Вацлав Поспишил хранил гробовое молчание.
– Так почему вы остановили свой эксперимент, господин исследователь? Что побудило вас заорать в микрофон: «Тише ты, железная лапа!»?
– Твоё давление зашкаливало. Пульс был сумасшедший. Дыхание остановилось. Я решил…
– Что я умираю, да? – Верка рассмеялась, прикрыв покрасневшее лицо руками.
– Бедный, бедный пан Поспишил! Видно вы совсем заработались, если в сорок лет не отличили оргазма от обморока… Да я задыхалась от счастья, что вы смотрите на меня и желаете меня, дуралей! Пусть в извращённой форме, но я была в тот миг Ваша! Возбуждение гения электротехники передалось мне, как по проводу ток, поверьте!
Вацлав Поспишил прикрыл рукой глаза:
«Это просто трындец! Господи, дай мне силы смолчать! В шестнадцать лет иметь такую изуродованную психику! Люди – сволочи! Бедный ребёнок!»
– Значит, пожалели меня. А я вот вас, как видите нет… В момент наивысшего наслаждения я вспомнила, что вы отказались от меня. И вот вы здесь!
– Ты говоришь и рассуждаешь как взрослая женщина. Я и представить себе не мог, что ты…
– Что я такая распутная ведьма в мои шестнадцать лет? – усмехнулась Верка. – И способна любить, не обращая внимания на боль, да?
– Да. Так мыслить, любить и ненавидеть, – выдохнул Поспишил.
– Ну, от любви до ненависти – сами знаете… А Анечка, с которой вы разговаривали во сне, это видимо ваша Ундина-спасительница, да?
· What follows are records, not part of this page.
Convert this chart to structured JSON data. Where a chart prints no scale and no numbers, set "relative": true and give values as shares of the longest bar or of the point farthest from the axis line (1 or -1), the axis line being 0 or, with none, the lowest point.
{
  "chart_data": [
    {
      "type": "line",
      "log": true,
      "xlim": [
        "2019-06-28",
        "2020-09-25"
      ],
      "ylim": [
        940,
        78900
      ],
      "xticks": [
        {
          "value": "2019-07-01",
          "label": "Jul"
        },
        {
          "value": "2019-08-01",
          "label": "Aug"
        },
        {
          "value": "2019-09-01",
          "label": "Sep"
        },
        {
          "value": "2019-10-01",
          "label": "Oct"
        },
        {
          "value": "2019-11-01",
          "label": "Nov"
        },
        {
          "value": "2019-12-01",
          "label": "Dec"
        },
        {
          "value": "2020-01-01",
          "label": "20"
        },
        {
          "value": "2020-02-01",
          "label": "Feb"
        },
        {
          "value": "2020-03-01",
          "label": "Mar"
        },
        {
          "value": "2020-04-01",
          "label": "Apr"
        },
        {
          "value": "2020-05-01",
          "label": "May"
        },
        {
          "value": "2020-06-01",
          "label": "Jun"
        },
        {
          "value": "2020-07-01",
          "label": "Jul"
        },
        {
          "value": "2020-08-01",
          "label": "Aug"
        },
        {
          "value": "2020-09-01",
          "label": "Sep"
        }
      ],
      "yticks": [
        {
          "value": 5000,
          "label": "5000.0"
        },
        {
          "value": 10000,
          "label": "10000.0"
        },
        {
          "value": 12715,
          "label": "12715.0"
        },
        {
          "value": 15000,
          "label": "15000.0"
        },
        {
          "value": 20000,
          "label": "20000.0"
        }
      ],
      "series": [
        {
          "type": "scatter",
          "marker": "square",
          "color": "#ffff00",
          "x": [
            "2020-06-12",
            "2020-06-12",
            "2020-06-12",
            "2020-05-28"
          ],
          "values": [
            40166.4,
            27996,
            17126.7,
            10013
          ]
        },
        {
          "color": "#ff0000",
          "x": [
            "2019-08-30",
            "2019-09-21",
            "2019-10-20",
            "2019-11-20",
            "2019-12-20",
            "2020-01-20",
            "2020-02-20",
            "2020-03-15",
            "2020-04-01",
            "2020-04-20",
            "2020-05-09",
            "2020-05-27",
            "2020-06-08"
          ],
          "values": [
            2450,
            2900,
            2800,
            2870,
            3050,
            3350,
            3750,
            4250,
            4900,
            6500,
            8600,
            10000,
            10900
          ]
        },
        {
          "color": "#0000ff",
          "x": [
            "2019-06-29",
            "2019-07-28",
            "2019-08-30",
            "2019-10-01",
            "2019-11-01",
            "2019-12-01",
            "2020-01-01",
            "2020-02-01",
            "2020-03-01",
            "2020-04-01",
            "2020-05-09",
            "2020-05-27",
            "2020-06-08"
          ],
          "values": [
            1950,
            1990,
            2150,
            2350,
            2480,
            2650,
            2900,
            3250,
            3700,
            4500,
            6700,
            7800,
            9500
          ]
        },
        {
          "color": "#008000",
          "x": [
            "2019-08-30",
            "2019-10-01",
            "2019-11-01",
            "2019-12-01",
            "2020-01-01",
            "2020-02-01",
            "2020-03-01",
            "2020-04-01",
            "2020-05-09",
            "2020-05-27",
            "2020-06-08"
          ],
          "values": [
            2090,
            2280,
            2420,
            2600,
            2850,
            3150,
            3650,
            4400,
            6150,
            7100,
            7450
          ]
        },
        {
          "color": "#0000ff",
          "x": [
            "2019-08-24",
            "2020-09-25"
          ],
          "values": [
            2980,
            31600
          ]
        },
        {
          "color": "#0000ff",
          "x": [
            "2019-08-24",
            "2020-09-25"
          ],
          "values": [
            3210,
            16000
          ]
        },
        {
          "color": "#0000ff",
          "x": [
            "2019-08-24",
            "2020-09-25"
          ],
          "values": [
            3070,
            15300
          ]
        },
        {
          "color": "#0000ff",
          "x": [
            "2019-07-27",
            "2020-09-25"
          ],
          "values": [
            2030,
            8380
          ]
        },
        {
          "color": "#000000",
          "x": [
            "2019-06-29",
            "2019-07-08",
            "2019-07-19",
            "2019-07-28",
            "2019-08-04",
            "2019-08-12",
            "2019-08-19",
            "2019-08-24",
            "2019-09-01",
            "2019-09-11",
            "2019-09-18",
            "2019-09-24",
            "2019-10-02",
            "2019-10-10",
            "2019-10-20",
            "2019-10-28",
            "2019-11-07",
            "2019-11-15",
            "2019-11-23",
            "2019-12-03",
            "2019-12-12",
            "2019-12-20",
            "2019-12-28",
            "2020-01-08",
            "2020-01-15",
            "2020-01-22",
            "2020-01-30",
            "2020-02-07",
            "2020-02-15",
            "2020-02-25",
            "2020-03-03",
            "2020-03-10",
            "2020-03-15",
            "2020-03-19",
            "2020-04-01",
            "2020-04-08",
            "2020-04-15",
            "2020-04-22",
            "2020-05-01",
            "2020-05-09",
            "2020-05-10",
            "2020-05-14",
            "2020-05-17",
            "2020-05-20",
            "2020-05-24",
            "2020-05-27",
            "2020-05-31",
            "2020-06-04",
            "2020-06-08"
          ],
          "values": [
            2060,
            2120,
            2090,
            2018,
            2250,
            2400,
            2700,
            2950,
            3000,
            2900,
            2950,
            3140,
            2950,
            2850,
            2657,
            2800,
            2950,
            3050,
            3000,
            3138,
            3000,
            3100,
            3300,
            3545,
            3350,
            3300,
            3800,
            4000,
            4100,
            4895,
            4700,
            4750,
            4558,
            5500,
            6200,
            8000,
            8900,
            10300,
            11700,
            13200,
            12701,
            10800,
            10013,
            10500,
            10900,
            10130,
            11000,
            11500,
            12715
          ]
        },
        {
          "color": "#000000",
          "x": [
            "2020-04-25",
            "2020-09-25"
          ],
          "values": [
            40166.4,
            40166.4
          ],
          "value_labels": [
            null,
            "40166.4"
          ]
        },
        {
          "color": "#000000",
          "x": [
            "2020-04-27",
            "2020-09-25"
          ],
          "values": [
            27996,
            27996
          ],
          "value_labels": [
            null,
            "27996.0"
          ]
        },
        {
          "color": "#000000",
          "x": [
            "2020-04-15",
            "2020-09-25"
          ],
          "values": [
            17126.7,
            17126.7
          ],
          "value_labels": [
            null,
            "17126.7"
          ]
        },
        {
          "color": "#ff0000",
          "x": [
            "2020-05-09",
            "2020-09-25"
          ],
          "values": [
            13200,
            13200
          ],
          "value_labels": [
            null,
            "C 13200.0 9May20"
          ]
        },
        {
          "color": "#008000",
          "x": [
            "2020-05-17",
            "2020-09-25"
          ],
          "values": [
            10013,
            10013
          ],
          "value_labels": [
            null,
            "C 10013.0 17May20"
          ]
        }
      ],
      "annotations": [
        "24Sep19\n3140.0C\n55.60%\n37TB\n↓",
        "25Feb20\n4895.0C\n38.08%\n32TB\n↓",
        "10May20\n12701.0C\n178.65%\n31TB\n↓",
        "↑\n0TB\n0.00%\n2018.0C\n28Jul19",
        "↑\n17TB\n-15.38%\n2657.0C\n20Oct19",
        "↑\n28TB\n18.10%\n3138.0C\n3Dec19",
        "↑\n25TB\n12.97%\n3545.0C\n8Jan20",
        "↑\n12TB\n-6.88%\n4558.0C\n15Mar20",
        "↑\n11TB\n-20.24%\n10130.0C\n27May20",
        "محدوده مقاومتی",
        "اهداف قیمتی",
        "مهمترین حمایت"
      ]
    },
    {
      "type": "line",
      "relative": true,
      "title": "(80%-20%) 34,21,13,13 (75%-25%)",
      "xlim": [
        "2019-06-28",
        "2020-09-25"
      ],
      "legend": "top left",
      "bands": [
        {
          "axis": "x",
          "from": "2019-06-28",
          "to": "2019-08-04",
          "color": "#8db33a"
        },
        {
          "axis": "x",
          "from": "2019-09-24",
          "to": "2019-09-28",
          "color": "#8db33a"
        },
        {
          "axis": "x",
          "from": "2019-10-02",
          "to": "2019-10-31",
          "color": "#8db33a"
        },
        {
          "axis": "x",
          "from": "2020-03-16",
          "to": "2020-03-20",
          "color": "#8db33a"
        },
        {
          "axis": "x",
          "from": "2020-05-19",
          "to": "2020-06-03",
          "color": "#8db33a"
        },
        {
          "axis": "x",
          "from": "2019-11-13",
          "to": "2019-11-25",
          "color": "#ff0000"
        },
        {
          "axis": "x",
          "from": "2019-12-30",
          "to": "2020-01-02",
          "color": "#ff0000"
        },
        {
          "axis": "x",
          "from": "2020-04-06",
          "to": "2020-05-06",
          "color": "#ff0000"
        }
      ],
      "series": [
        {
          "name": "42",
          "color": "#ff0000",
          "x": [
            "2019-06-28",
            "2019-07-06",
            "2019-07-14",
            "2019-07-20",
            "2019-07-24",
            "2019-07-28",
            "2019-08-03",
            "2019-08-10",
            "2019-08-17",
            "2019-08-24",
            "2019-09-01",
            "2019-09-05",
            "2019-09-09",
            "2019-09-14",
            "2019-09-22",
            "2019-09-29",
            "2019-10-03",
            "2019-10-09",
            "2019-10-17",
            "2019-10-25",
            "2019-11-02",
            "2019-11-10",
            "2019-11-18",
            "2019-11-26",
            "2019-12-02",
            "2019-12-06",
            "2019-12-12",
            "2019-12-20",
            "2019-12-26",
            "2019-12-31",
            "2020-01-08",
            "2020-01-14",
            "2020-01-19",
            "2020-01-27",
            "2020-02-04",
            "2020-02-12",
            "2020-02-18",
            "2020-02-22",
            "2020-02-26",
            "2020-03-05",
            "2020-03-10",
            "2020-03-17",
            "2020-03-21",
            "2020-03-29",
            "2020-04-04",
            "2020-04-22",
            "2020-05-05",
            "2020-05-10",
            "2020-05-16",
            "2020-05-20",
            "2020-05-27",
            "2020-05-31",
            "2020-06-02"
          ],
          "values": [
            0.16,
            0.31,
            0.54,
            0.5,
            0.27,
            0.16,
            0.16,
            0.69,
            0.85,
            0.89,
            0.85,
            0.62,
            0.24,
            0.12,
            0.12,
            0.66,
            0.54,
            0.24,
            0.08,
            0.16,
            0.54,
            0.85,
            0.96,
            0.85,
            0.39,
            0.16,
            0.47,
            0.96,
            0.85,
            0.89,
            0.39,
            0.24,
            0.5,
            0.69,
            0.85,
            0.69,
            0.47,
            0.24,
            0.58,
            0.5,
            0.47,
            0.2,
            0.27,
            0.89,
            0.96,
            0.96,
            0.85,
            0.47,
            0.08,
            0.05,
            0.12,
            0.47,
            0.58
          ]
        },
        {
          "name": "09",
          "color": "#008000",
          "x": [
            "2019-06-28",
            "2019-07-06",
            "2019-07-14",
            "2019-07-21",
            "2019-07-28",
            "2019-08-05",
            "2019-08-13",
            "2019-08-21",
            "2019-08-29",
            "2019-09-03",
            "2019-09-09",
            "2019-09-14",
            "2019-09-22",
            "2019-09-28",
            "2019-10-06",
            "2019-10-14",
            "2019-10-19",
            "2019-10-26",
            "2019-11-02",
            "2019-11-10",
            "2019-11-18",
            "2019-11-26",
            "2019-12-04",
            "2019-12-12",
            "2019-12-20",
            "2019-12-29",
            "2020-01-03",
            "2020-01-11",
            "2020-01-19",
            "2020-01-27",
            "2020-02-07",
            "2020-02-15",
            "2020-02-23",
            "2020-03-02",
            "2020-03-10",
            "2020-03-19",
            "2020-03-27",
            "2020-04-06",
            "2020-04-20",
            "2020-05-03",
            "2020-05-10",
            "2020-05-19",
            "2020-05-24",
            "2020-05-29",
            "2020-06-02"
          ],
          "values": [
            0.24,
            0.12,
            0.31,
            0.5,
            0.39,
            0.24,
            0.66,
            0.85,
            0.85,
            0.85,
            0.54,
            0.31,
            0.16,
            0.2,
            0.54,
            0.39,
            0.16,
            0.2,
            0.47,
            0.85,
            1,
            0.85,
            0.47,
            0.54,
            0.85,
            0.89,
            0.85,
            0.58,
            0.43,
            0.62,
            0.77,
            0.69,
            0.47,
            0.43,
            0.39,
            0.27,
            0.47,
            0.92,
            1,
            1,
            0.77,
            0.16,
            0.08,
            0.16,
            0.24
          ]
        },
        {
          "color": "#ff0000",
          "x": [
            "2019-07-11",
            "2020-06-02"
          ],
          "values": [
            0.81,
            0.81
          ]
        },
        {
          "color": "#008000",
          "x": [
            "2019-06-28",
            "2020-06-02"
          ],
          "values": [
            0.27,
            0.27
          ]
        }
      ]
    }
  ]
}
– Я не намерен с тобой это обсуждать.
– Жаль. Я хотела вам посоветовать жениться на ней. Она, конечно, немного простовата, но внешне хороша, да и жизнь вам спасла.
– Вот именно, что жизнь спасла. Ты же меня приговорила от своей великой любви!
– Ах, пан Вацлав. Мала я ещё. Но будь моя воля, я бы вас приковала к себе, и никуда не отпустила. Да окружающие не поймут, что в шестнадцать лет можно быть зрелой и рассудительной женщиной. Они не знают, каково это, расти в нищете без отца, имея в жизни одно подспорье – гордыню, да ум. Что горда непомерно, то, правда. Но ведь и умна! А вы разве не такой, пан Вацлав?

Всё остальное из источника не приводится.